Interviewer: Long jumping. What's that like?
Igor Ter-Ovanesyan: Long jumping?
Igor Ter-Ovanesyan: Flying. I tell you, the most pleasant thing is the feelings of flying. I think old people in dreams, when you sleep, sometimes you fly, and this feelings when you fly is one of the pleasantest feelings what we can imagine. So if I plus all my jumps, it maybe will be, I don't know, maybe one minute when I was in the air and it was the happiest moments in my life.
Interviewer: Love lost.
Igor Ter-Ovanesyan: Love. Life was very good example of this. I think of the American, and people nice human being soft, and when I think about him it borns good feelings.
Interviewer: In 1961 you set your first world record.
Igor Ter-Ovanesyan: Mm hm.
Interviewer: This was the record that Jessie Owens had.
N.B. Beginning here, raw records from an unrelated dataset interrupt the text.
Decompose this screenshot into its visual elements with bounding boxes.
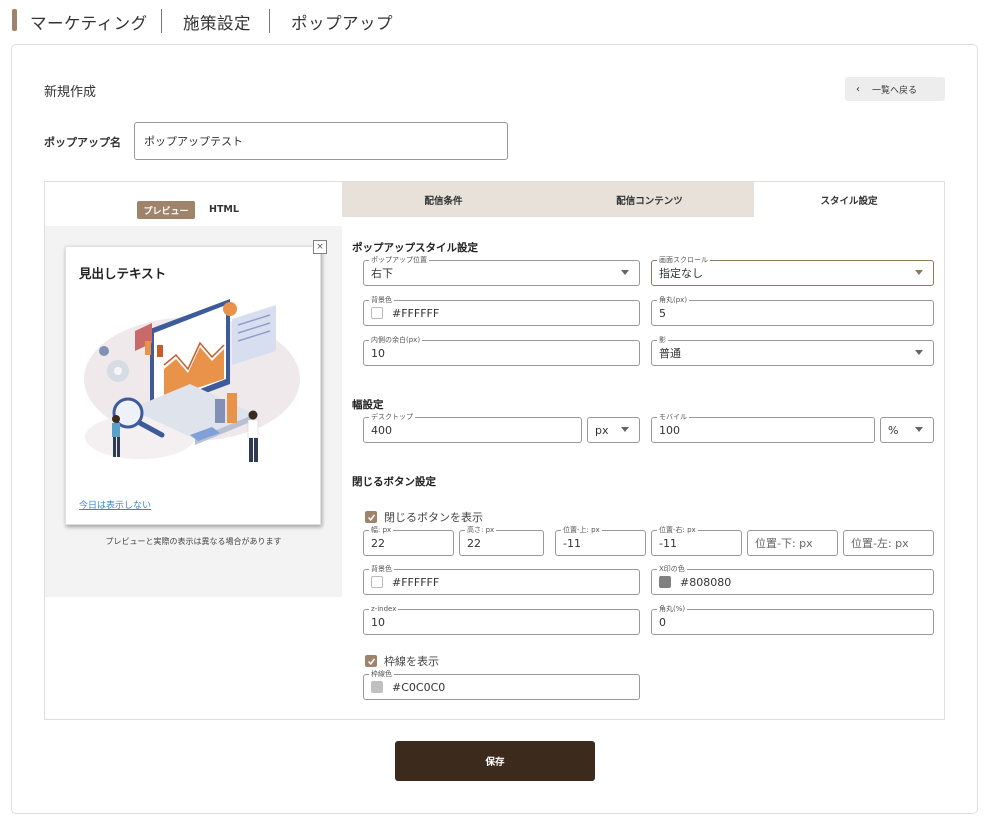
padding-label: 内側の余白(px): [369, 336, 423, 344]
show-border-checkbox[interactable]: [365, 655, 377, 667]
breadcrumb-campaign-settings[interactable]: 施策設定: [183, 10, 251, 34]
breadcrumb-divider: [269, 9, 270, 33]
popup-name-value: ポップアップテスト: [144, 135, 243, 148]
breadcrumb-popup: ポップアップ: [291, 14, 393, 33]
mobile-width-value: 100: [659, 423, 680, 437]
show-close-checkbox[interactable]: [365, 511, 377, 523]
close-bottom-placeholder: 位置-下: px: [755, 537, 813, 550]
desktop-unit-value: px: [595, 423, 609, 437]
bg-color-swatch[interactable]: [371, 307, 383, 319]
close-bottom-input[interactable]: 位置-下: px: [747, 530, 838, 556]
x-color-value: #808080: [680, 575, 732, 589]
breadcrumb-divider: [161, 9, 162, 33]
shadow-select[interactable]: 普通: [651, 340, 934, 366]
padding-value: 10: [371, 346, 385, 360]
screen-scroll-label: 画面スクロール: [657, 256, 710, 264]
close-bg-color-field[interactable]: #FFFFFF: [363, 569, 640, 595]
mobile-width-label: モバイル: [657, 413, 689, 421]
close-height-label: 高さ: px: [465, 526, 497, 534]
section-close-button: 閉じるボタン設定: [352, 476, 436, 488]
screen-scroll-value: 指定なし: [659, 267, 703, 280]
close-left-placeholder: 位置-左: px: [851, 537, 909, 550]
tab-delivery-content[interactable]: 配信コンテンツ: [545, 182, 754, 217]
popup-name-input[interactable]: ポップアップテスト: [134, 122, 508, 160]
close-radius-label: 角丸(%): [657, 605, 688, 613]
check-icon: [367, 514, 375, 521]
back-button-label: 一覧へ戻る: [872, 85, 918, 96]
zindex-value: 10: [371, 615, 385, 629]
show-close-checkbox-row[interactable]: 閉じるボタンを表示: [365, 509, 483, 525]
close-width-label: 幅: px: [369, 526, 394, 534]
border-color-value: #C0C0C0: [392, 680, 446, 694]
breadcrumb-marketing[interactable]: マーケティング: [30, 10, 148, 34]
chevron-left-icon: ‹: [856, 83, 860, 95]
close-width-value: 22: [371, 536, 385, 550]
bg-color-label: 背景色: [369, 296, 394, 304]
x-color-label: X印の色: [657, 565, 687, 573]
border-color-label: 枠線色: [369, 670, 394, 678]
check-icon: [367, 658, 375, 665]
close-bg-swatch[interactable]: [371, 576, 383, 588]
close-top-value: -11: [563, 536, 581, 550]
bg-color-value: #FFFFFF: [392, 306, 440, 320]
zindex-label: z-index: [369, 605, 399, 613]
tab-style-settings[interactable]: スタイル設定: [754, 182, 944, 217]
section-width: 幅設定: [352, 399, 384, 411]
shadow-label: 影: [657, 336, 668, 344]
popup-position-value: 右下: [371, 267, 393, 280]
popup-illustration: [84, 299, 300, 462]
breadcrumb-marker: [12, 9, 17, 31]
border-color-swatch[interactable]: [371, 681, 383, 693]
corner-radius-value: 5: [659, 306, 666, 320]
x-color-swatch[interactable]: [659, 576, 671, 588]
caret-down-icon: [915, 427, 923, 432]
save-button[interactable]: 保存: [395, 741, 595, 781]
mobile-unit-select[interactable]: %: [880, 417, 934, 443]
show-close-label: 閉じるボタンを表示: [384, 511, 483, 524]
popup-position-label: ポップアップ位置: [369, 256, 429, 264]
show-border-checkbox-row[interactable]: 枠線を表示: [365, 653, 439, 669]
dont-show-today-link[interactable]: 今日は表示しない: [79, 498, 151, 511]
close-radius-value: 0: [659, 615, 666, 629]
close-bg-label: 背景色: [369, 565, 394, 573]
preview-note: プレビューと実際の表示は異なる場合があります: [105, 537, 282, 546]
close-right-label: 位置-右: px: [657, 526, 698, 534]
bg-color-field[interactable]: #FFFFFF: [363, 300, 640, 326]
close-top-label: 位置-上: px: [561, 526, 602, 534]
mobile-unit-value: %: [888, 423, 899, 437]
corner-radius-input[interactable]: 5: [651, 300, 934, 326]
caret-down-icon: [621, 270, 629, 275]
section-popup-style: ポップアップスタイル設定: [352, 242, 478, 254]
tab-html[interactable]: HTML: [209, 204, 239, 215]
zindex-input[interactable]: 10: [363, 609, 640, 635]
desktop-width-value: 400: [371, 423, 392, 437]
back-to-list-button[interactable]: ‹ 一覧へ戻る: [845, 77, 945, 101]
caret-down-icon: [915, 270, 923, 275]
popup-heading: 見出しテキスト: [79, 266, 167, 281]
close-bg-value: #FFFFFF: [392, 575, 440, 589]
tab-delivery-conditions[interactable]: 配信条件: [342, 182, 545, 217]
x-color-field[interactable]: #808080: [651, 569, 934, 595]
popup-preview: [65, 246, 321, 525]
tab-preview[interactable]: プレビュー: [137, 201, 195, 219]
desktop-unit-select[interactable]: px: [587, 417, 640, 443]
close-height-value: 22: [467, 536, 481, 550]
shadow-value: 普通: [659, 347, 681, 360]
corner-radius-label: 角丸(px): [657, 296, 690, 304]
close-radius-input[interactable]: 0: [651, 609, 934, 635]
close-right-value: -11: [659, 536, 677, 550]
popup-close-button[interactable]: ×: [313, 240, 327, 254]
caret-down-icon: [915, 350, 923, 355]
caret-down-icon: [621, 427, 629, 432]
show-border-label: 枠線を表示: [384, 655, 439, 668]
close-left-input[interactable]: 位置-左: px: [843, 530, 934, 556]
popup-name-label: ポップアップ名: [44, 136, 121, 149]
border-color-field[interactable]: #C0C0C0: [363, 674, 640, 700]
page-title: 新規作成: [44, 85, 97, 100]
desktop-width-label: デスクトップ: [369, 413, 415, 421]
Igor Ter-Ovanesyan: Mm hm.
Interviewer: What was that like? And yet it wasn't in an international competition; it was in the Ukraine. Did that make any difference?
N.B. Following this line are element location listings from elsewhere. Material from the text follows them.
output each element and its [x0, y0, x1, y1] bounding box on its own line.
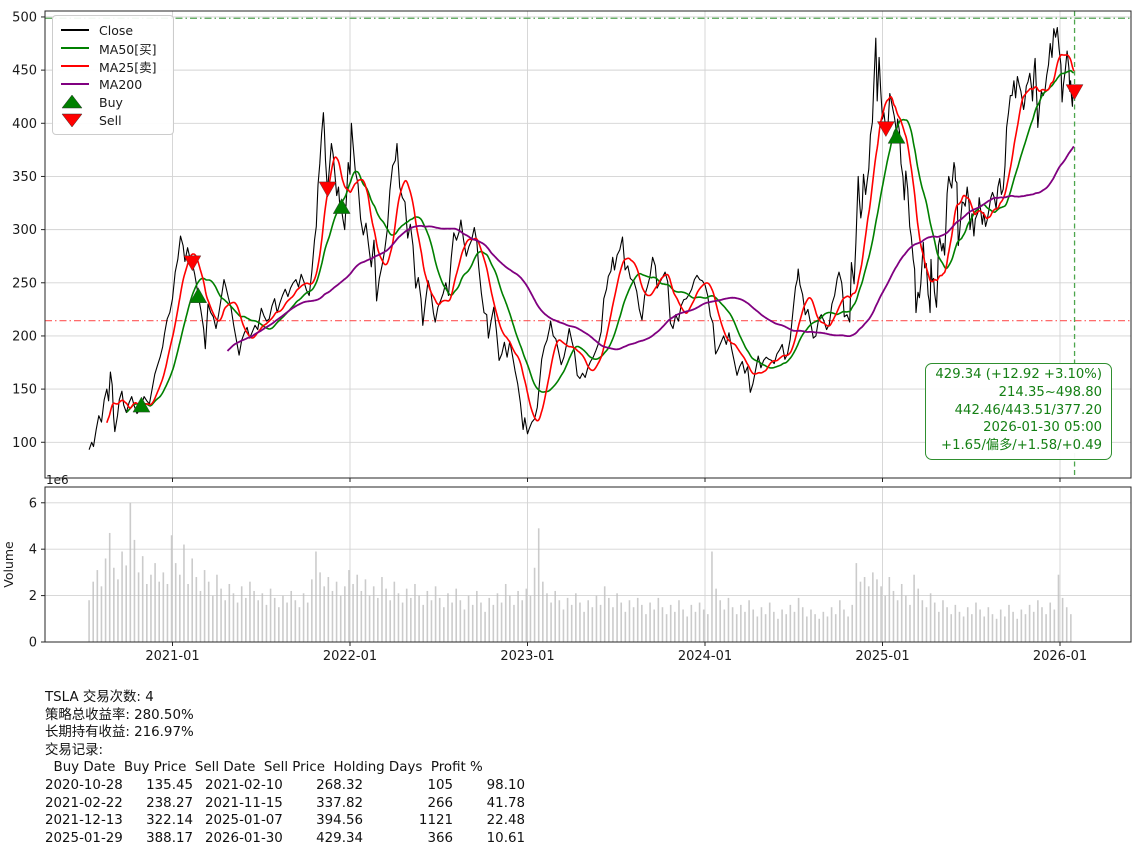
legend-item-5: Sell — [60, 111, 166, 129]
buy-marker — [888, 128, 905, 143]
volume-axis-label: Volume — [1, 541, 16, 588]
info-box-line-3: 2026-01-30 05:00 — [935, 419, 1102, 437]
triangle-up-icon — [60, 94, 90, 110]
svg-text:2026-01: 2026-01 — [1033, 649, 1087, 664]
svg-text:200: 200 — [12, 329, 37, 344]
trade-cell: 41.78 — [453, 795, 525, 813]
svg-text:2024-01: 2024-01 — [678, 649, 732, 664]
legend-item-2: MA25[卖] — [60, 57, 166, 75]
stats-line-1: 策略总收益率: 280.50% — [45, 707, 525, 725]
trade-cell: 2020-10-28 — [45, 777, 133, 795]
trade-row: 2021-12-13322.142025-01-07394.56112122.4… — [45, 812, 525, 830]
legend-label: Sell — [99, 113, 122, 128]
legend-line-sample — [60, 40, 90, 56]
volume-bars — [88, 503, 1071, 642]
legend-line-sample — [60, 76, 90, 92]
trade-row: 2025-01-29388.172026-01-30429.3436610.61 — [45, 830, 525, 848]
stats-lines: TSLA 交易次数: 4策略总收益率: 280.50%长期持有收益: 216.9… — [45, 689, 525, 759]
sell-marker — [1066, 85, 1083, 100]
svg-text:400: 400 — [12, 117, 37, 132]
trade-cell: 2021-02-10 — [193, 777, 293, 795]
sell-marker — [319, 182, 336, 197]
legend-label: MA200 — [99, 77, 142, 92]
svg-text:2022-01: 2022-01 — [323, 649, 377, 664]
info-box-line-0: 429.34 (+12.92 +3.10%) — [935, 366, 1102, 384]
trade-cell: 2021-02-22 — [45, 795, 133, 813]
info-box-line-4: +1.65/偏多/+1.58/+0.49 — [935, 437, 1102, 455]
strategy-stats: TSLA 交易次数: 4策略总收益率: 280.50%长期持有收益: 216.9… — [45, 689, 525, 847]
volume-offset-label: 1e6 — [46, 473, 69, 487]
trade-row: 2021-02-22238.272021-11-15337.8226641.78 — [45, 795, 525, 813]
buy-marker — [333, 199, 350, 214]
trade-cell: 429.34 — [293, 830, 363, 848]
trade-table: Buy Date Buy Price Sell Date Sell Price … — [45, 759, 525, 847]
legend-item-0: Close — [60, 21, 166, 39]
trade-cell: 322.14 — [133, 812, 193, 830]
trade-cell: 238.27 — [133, 795, 193, 813]
trade-table-header: Buy Date Buy Price Sell Date Sell Price … — [45, 759, 525, 777]
trade-cell: 105 — [363, 777, 453, 795]
trade-cell: 98.10 — [453, 777, 525, 795]
trade-cell: 10.61 — [453, 830, 525, 848]
legend: CloseMA50[买]MA25[卖]MA200 Buy Sell — [52, 15, 174, 135]
svg-text:150: 150 — [12, 383, 37, 398]
svg-text:6: 6 — [29, 496, 37, 511]
trade-cell: 394.56 — [293, 812, 363, 830]
trade-cell: 135.45 — [133, 777, 193, 795]
triangle-down-icon — [60, 112, 90, 128]
trade-cell: 2025-01-29 — [45, 830, 133, 848]
svg-text:500: 500 — [12, 10, 37, 25]
trade-cell: 2021-12-13 — [45, 812, 133, 830]
trade-cell: 366 — [363, 830, 453, 848]
matplotlib-figure: 2021-01 2022-01 2023-01 2024-01 2025-01 2026-… — [0, 0, 1139, 855]
legend-item-4: Buy — [60, 93, 166, 111]
trade-cell: 337.82 — [293, 795, 363, 813]
trade-cell: 268.32 — [293, 777, 363, 795]
trade-cell: 22.48 — [453, 812, 525, 830]
legend-label: Close — [99, 23, 133, 38]
legend-item-1: MA50[买] — [60, 39, 166, 57]
trade-cell: 2026-01-30 — [193, 830, 293, 848]
legend-label: MA50[买] — [99, 39, 157, 58]
trade-cell: 388.17 — [133, 830, 193, 848]
stats-line-2: 长期持有收益: 216.97% — [45, 724, 525, 742]
tick-marks — [41, 17, 1060, 646]
info-box-line-2: 442.46/443.51/377.20 — [935, 402, 1102, 420]
trade-table-rows: 2020-10-28135.452021-02-10268.3210598.10… — [45, 777, 525, 847]
svg-text:4: 4 — [29, 543, 37, 558]
trade-cell: 1121 — [363, 812, 453, 830]
legend-item-3: MA200 — [60, 75, 166, 93]
svg-text:2021-01: 2021-01 — [145, 649, 199, 664]
gridlines — [45, 11, 1131, 642]
svg-text:2023-01: 2023-01 — [500, 649, 554, 664]
trade-cell: 2021-11-15 — [193, 795, 293, 813]
svg-text:350: 350 — [12, 170, 37, 185]
svg-text:2: 2 — [29, 589, 37, 604]
svg-text:300: 300 — [12, 223, 37, 238]
legend-label: Buy — [99, 95, 123, 110]
svg-text:450: 450 — [12, 64, 37, 79]
svg-text:0: 0 — [29, 636, 37, 651]
stats-line-3: 交易记录: — [45, 742, 525, 760]
trade-cell: 2025-01-07 — [193, 812, 293, 830]
info-box-line-1: 214.35~498.80 — [935, 384, 1102, 402]
stats-line-0: TSLA 交易次数: 4 — [45, 689, 525, 707]
svg-text:2025-01: 2025-01 — [855, 649, 909, 664]
legend-line-sample — [60, 58, 90, 74]
legend-label: MA25[卖] — [99, 57, 157, 76]
trade-cell: 266 — [363, 795, 453, 813]
svg-text:100: 100 — [12, 436, 37, 451]
trade-row: 2020-10-28135.452021-02-10268.3210598.10 — [45, 777, 525, 795]
signal-info-box: 429.34 (+12.92 +3.10%)214.35~498.80442.4… — [925, 363, 1112, 460]
legend-line-sample — [60, 22, 90, 38]
svg-text:250: 250 — [12, 276, 37, 291]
Igor Ter-Ovanesyan: You know how it happens. It was in a spring time. I was in a camp in Georgia, in the Black Sea, and during the training period of time, I suddenly understand that I'm in a very good shape. Because in the training I jump always over the eight meter, and I know that I, always in the competition jump almost on the thirty centimeters more than in the practice, because of the excited ego there, of the competition system and I immediately called to Moscow, to the federation, asking, I'm in very good shape, I need a competition. Where we have a competition in the Republics, in the Soviet Union, just tell me and bring me tickets and I will go. And they say "Igor Ter-Ovanesyan, in one week there are the competition Javan. So, if you want, we can send you there." I say "Okay, I'm ready." Guts, really, guts helped me, and, of course, when I come to Javan, you cannot imagine. My name is a typical Armenian name. "Ter" means terror. It's my, like boss, like owner of the land, one meaning. Second meanings, it's my grandfather belongs to the church, priests, so doesn't matter. But when I come to Javan, of course, a lot of people knows my name because they are very proud of all Armenians, and it was stadium was full. There were several other great athletes. Also was competition, and I was strongly prepared because I understand that I come not only to compete, I come to beat the world record and for successful. And I was happy, and Armenians was absolutely happy for, because for them, it's mean not only world record. For them, it was Armenia the world record, which means much more than we can imagine. So, they bring me to the countryside. They make it special. They kill their meat, and prepare. It was a celebration and big joy. Yeah, yeah.
Interviewer: Yeah, that's good. Yeah.